L’Agence mondiale antidopage signera dans quelques semaines un accord avec les poids lourds de l’industrie pharmaceutique, accord censé lui permettre de rattraper plus facilement les tricheurs pensant avoir une “molécule d’avance” sur les contrôles.
Fin juin ou début juillet, l’Agence mondiale antidopage (AMA) paraphera un accord cadre à Genève avec l’Association de l’industrie pharmaceutique (IFPMA), qui regroupe tous les grands noms mondiaux du médicament, de Bayer à Roche en passant par GlaxoSmithKline, Bristol-Myers Squibb, Novartis, Sanofi-Aventis, Pfizer ou encore Merck.
Objectif de cet accord : “Que les industriels deviennent des partenaires actifs, car ce sont eux les mieux placés pour connaître les molécules des substances et être à même d’identifier de façon très précoce celles qui ont un potentiel dopant, argumente Olivier Rabin, directeur scientifique de l’AMA, issu lui-même de cette industrie. D’autres accords avec l’industrie pharmaceutique seront signés de façon plus individuelle. Nous avons établi, avec l’une d’elles en particulier, un mode opératoire, avec toujours l’objectif d’amener la détection de ces substances très en amont.”

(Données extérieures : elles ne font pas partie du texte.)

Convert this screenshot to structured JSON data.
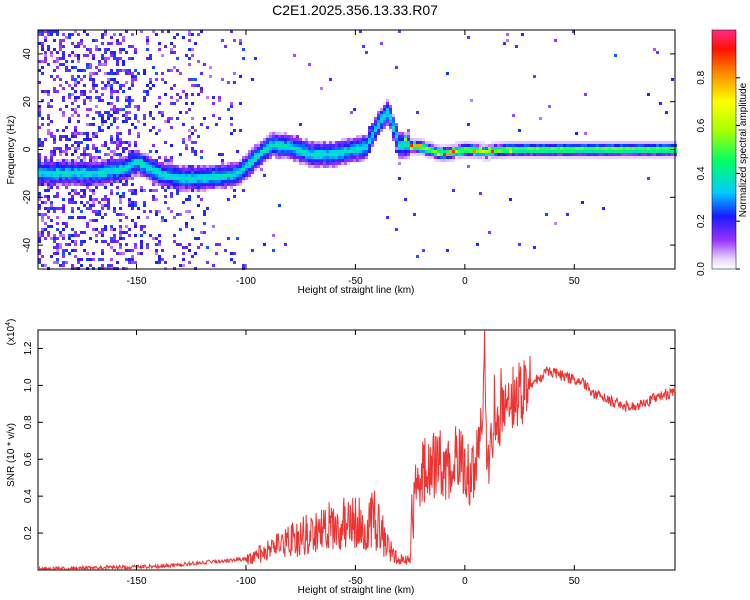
{
  "title": "C2E1.2025.356.13.33.R07",
  "colors": {
    "series": "#ee3333",
    "frame": "#000000"
  },
  "chart_data": [
    {
      "type": "heatmap",
      "xlabel": "Height of straight line (km)",
      "ylabel": "Frequency (Hz)",
      "xlim": [
        -195,
        96
      ],
      "ylim": [
        -50,
        50
      ],
      "xticks": [
        -150,
        -100,
        -50,
        0,
        50
      ],
      "yticks": [
        -40,
        -20,
        0,
        20,
        40
      ],
      "colorbar": {
        "label": "Normalized spectral amplitude",
        "range": [
          0,
          1
        ],
        "ticks": [
          0.0,
          0.2,
          0.4,
          0.6,
          0.8
        ]
      },
      "ridge": [
        {
          "x": -168,
          "y": -10
        },
        {
          "x": -155,
          "y": -8
        },
        {
          "x": -150,
          "y": -5
        },
        {
          "x": -140,
          "y": -10
        },
        {
          "x": -130,
          "y": -12
        },
        {
          "x": -120,
          "y": -12
        },
        {
          "x": -110,
          "y": -11
        },
        {
          "x": -103,
          "y": -10
        },
        {
          "x": -95,
          "y": -3
        },
        {
          "x": -88,
          "y": 2
        },
        {
          "x": -80,
          "y": 1
        },
        {
          "x": -70,
          "y": -2
        },
        {
          "x": -60,
          "y": -2
        },
        {
          "x": -50,
          "y": 0
        },
        {
          "x": -45,
          "y": 1
        },
        {
          "x": -40,
          "y": 10
        },
        {
          "x": -35,
          "y": 16
        },
        {
          "x": -30,
          "y": 2
        },
        {
          "x": -20,
          "y": 1
        },
        {
          "x": -10,
          "y": -2
        },
        {
          "x": 0,
          "y": 0
        },
        {
          "x": 10,
          "y": -1
        },
        {
          "x": 20,
          "y": 0
        },
        {
          "x": 40,
          "y": 0
        },
        {
          "x": 60,
          "y": 0
        },
        {
          "x": 80,
          "y": 0
        },
        {
          "x": 95,
          "y": 0
        }
      ]
    },
    {
      "type": "line",
      "xlabel": "Height of straight line (km)",
      "ylabel": "SNR (10 * v/v)",
      "multiplier": "(x10",
      "multiplier_exp": "4",
      "multiplier_close": ")",
      "xlim": [
        -195,
        96
      ],
      "ylim": [
        0,
        1.3
      ],
      "xticks": [
        -150,
        -100,
        -50,
        0,
        50
      ],
      "yticks": [
        0.2,
        0.4,
        0.6,
        0.8,
        1.0,
        1.2
      ],
      "series": [
        {
          "name": "SNR",
          "x": [
            -195,
            -180,
            -160,
            -140,
            -130,
            -120,
            -110,
            -100,
            -95,
            -90,
            -85,
            -80,
            -75,
            -70,
            -65,
            -60,
            -55,
            -50,
            -45,
            -42,
            -40,
            -38,
            -35,
            -32,
            -30,
            -28,
            -25,
            -24,
            -23,
            -22,
            -20,
            -18,
            -15,
            -12,
            -10,
            -8,
            -5,
            -2,
            0,
            3,
            5,
            7,
            8,
            9,
            10,
            12,
            15,
            18,
            20,
            25,
            30,
            35,
            38,
            40,
            45,
            50,
            55,
            60,
            65,
            70,
            75,
            80,
            85,
            90,
            96
          ],
          "y": [
            0.005,
            0.01,
            0.015,
            0.02,
            0.03,
            0.04,
            0.05,
            0.06,
            0.08,
            0.1,
            0.13,
            0.16,
            0.18,
            0.2,
            0.22,
            0.24,
            0.25,
            0.25,
            0.25,
            0.28,
            0.25,
            0.2,
            0.12,
            0.08,
            0.06,
            0.05,
            0.05,
            0.2,
            0.35,
            0.45,
            0.5,
            0.55,
            0.55,
            0.6,
            0.55,
            0.5,
            0.6,
            0.6,
            0.55,
            0.5,
            0.6,
            0.7,
            0.8,
            1.25,
            0.5,
            0.75,
            0.8,
            0.85,
            0.9,
            0.95,
            1.0,
            1.05,
            1.08,
            1.07,
            1.05,
            1.03,
            1.0,
            0.95,
            0.92,
            0.9,
            0.88,
            0.9,
            0.92,
            0.95,
            0.96
          ]
        }
      ]
    }
  ]
}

Si l’idée d’associer les fabricants de médicaments à la lutte antidopage peut paraître évidente, cette collaboration ne l’a jamais été dans les faits, à quelques exceptions près, ne serait-ce que pour des raisons de confidentialité des brevets. Dans les années 1990, les experts de l’antidopage étaient traités le plus souvent avec condescendance par ceux qu’ils tentaient d’approcher. Les mentalités ont évolué depuis l’épisode du Cera en 2008, l’EPO (érythropoïétine) de troisième génération utilisée lors du Tour de France et des jeux Olympiques de Pékin par des sportifs qui croyaient l’hormone indétectable.

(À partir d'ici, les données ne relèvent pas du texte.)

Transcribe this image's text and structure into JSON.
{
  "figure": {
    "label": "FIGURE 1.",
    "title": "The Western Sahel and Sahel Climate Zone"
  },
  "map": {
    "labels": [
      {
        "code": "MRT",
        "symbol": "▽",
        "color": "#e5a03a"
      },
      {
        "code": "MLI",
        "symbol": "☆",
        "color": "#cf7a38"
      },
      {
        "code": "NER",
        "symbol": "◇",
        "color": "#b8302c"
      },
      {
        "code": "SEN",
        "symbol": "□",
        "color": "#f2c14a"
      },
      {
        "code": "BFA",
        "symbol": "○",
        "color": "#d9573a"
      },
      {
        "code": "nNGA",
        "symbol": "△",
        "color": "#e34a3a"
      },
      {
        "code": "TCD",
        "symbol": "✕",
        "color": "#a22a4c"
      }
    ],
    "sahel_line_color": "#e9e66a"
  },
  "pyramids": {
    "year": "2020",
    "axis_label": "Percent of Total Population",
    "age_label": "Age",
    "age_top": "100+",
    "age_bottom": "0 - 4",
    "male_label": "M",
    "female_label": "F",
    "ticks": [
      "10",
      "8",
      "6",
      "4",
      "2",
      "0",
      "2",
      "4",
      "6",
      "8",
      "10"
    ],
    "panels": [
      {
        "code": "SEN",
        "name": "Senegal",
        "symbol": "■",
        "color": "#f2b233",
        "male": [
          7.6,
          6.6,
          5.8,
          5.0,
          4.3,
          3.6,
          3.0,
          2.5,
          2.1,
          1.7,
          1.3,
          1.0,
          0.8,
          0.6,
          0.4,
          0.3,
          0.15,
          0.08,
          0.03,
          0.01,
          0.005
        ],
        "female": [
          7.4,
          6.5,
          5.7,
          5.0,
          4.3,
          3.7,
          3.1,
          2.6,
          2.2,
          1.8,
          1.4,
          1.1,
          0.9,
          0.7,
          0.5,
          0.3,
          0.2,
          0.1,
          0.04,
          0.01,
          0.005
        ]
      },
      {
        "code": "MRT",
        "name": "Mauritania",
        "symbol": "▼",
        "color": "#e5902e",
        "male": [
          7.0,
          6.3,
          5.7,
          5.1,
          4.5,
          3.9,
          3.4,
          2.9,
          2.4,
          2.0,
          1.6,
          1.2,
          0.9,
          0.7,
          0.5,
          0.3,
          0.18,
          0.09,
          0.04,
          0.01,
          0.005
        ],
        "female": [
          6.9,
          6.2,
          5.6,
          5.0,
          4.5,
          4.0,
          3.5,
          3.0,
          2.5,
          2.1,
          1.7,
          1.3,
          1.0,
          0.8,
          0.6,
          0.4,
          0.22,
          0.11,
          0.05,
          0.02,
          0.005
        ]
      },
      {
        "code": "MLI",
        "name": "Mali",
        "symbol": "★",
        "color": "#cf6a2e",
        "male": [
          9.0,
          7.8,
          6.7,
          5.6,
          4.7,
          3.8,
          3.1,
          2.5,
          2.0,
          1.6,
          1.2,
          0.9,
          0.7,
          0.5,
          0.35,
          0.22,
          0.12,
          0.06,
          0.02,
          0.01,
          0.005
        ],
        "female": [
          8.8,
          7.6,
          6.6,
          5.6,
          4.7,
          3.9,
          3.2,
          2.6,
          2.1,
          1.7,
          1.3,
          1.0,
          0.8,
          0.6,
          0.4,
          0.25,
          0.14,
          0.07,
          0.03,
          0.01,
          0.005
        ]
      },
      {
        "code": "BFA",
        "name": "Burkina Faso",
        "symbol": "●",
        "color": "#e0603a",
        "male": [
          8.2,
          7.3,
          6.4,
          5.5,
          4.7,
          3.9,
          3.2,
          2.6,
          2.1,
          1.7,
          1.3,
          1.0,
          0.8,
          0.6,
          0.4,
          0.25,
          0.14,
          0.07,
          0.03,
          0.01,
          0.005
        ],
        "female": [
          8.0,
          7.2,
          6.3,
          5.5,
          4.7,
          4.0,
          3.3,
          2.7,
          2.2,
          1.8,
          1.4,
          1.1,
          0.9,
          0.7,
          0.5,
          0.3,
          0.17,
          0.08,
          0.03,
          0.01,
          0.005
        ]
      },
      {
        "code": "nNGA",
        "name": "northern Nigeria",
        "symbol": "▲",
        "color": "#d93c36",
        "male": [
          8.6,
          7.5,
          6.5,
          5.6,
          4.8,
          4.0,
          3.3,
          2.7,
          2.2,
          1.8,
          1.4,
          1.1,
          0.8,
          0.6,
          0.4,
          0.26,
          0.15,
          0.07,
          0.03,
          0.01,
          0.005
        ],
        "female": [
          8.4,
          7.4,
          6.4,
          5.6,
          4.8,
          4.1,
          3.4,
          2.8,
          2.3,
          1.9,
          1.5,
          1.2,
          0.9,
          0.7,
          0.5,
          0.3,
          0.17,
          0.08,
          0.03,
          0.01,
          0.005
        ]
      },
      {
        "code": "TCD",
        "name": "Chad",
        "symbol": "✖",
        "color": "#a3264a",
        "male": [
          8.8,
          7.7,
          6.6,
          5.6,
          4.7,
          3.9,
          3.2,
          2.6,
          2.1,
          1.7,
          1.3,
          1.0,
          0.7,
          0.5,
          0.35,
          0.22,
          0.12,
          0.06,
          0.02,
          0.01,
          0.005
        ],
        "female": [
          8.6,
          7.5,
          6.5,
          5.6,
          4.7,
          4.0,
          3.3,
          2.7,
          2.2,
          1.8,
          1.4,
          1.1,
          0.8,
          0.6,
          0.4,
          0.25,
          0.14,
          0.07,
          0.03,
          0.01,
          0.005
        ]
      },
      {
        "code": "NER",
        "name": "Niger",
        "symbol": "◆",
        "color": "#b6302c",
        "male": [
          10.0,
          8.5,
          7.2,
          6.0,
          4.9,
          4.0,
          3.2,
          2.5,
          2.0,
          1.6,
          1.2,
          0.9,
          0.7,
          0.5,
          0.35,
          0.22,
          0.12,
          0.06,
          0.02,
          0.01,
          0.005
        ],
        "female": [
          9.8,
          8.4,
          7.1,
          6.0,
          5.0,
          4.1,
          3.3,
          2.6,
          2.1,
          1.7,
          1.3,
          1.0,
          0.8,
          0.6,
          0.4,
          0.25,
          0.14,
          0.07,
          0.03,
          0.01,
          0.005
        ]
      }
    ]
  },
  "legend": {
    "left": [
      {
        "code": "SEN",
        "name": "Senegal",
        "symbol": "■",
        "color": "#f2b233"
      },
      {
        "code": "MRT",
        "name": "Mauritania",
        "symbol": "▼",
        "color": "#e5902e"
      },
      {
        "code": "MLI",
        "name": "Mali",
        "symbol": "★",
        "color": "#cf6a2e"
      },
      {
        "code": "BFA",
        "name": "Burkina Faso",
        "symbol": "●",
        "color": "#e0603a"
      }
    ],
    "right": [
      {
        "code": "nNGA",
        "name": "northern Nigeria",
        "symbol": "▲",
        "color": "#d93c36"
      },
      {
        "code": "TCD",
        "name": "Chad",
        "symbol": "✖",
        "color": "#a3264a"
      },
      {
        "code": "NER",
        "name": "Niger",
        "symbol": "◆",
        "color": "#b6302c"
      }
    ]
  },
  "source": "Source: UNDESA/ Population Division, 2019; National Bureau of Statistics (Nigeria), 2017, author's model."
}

Commercialisé au printemps 2008 par les laboratoires Roche, ce traitement contre l’anémie et l’insuffisance rénale avait attiré l’attention des autorités antidopage dès les essais cliniques en 2004, alors que des rumeurs faisaient état de fuites dans le milieu sportif. Alerté, le groupe suisse avait accepté de collaborer, ce qui avait permis de travailler sur un test de détection. Le Comité international olympique (CIO) a aujourd’hui des informations laissant supposer que le Cera était déjà utilisé au moment des Jeux d’hiver de 2006, et a décidé de soumettre entre 30 et 40 tests de Turin à de nouvelles analyses dans les prochains mois.
“Nous sommes tout à fait conscients que c’était avant la commercialisation de cette substance, souligne Olivier Rabin. C’est là que la collaboration avec les industriels pharmaceutiques, mais aussi Interpol, nous permettra d’être beaucoup plus efficaces sur ces molécules en développement.”

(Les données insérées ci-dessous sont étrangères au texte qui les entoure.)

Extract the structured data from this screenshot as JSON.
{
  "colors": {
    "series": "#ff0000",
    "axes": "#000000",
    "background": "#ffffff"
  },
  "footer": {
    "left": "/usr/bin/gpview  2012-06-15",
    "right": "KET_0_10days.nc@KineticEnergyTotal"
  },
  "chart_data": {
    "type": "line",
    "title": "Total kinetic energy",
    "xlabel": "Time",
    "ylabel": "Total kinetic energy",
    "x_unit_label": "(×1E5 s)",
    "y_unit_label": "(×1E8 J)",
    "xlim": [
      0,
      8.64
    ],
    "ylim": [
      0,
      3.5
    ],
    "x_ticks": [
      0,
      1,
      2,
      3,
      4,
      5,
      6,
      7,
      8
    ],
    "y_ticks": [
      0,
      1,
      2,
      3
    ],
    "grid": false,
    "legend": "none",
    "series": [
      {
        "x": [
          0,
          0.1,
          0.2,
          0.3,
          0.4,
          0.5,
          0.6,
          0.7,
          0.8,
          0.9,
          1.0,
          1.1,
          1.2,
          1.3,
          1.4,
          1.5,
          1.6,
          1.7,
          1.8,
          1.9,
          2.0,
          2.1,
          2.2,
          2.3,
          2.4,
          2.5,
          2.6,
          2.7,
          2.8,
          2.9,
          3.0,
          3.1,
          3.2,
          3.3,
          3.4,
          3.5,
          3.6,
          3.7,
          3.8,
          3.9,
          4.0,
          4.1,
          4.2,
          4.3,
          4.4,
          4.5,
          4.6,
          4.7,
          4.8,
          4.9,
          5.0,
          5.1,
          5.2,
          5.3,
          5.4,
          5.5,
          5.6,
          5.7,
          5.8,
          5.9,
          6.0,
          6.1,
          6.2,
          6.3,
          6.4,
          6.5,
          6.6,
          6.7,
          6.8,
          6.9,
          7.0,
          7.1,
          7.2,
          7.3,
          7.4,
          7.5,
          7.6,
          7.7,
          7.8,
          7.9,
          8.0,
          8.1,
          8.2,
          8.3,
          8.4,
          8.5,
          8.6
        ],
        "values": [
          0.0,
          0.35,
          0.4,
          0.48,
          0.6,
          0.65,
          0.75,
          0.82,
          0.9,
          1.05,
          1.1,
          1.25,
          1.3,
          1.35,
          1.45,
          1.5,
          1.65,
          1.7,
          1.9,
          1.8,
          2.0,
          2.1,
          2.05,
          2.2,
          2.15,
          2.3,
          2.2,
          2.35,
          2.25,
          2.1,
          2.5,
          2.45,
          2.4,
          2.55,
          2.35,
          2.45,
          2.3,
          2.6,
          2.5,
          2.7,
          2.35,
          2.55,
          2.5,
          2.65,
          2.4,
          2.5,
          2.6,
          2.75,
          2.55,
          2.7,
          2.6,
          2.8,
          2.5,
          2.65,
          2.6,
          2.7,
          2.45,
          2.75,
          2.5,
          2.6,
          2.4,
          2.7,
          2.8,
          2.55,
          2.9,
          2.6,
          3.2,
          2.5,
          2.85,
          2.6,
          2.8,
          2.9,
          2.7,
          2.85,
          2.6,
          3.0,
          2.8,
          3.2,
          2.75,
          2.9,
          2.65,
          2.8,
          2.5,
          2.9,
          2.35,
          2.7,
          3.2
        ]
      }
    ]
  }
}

Outre les industriels pharmaceutiques, l’AMA mène des discussions avec le secteur des biotechnologies mais vise aussi les agences du médicament, autre maillon-clé de la chaîne du médicament. “Si des industriels oubliaient de nous approcher ou n’avaient tout simplement pas identifié le potentiel dopant d’une molécule, on aurait ainsi un deuxième niveau d’alerte au moment de la certification, avant la mise sur le marché”, conclut le directeur scientifique.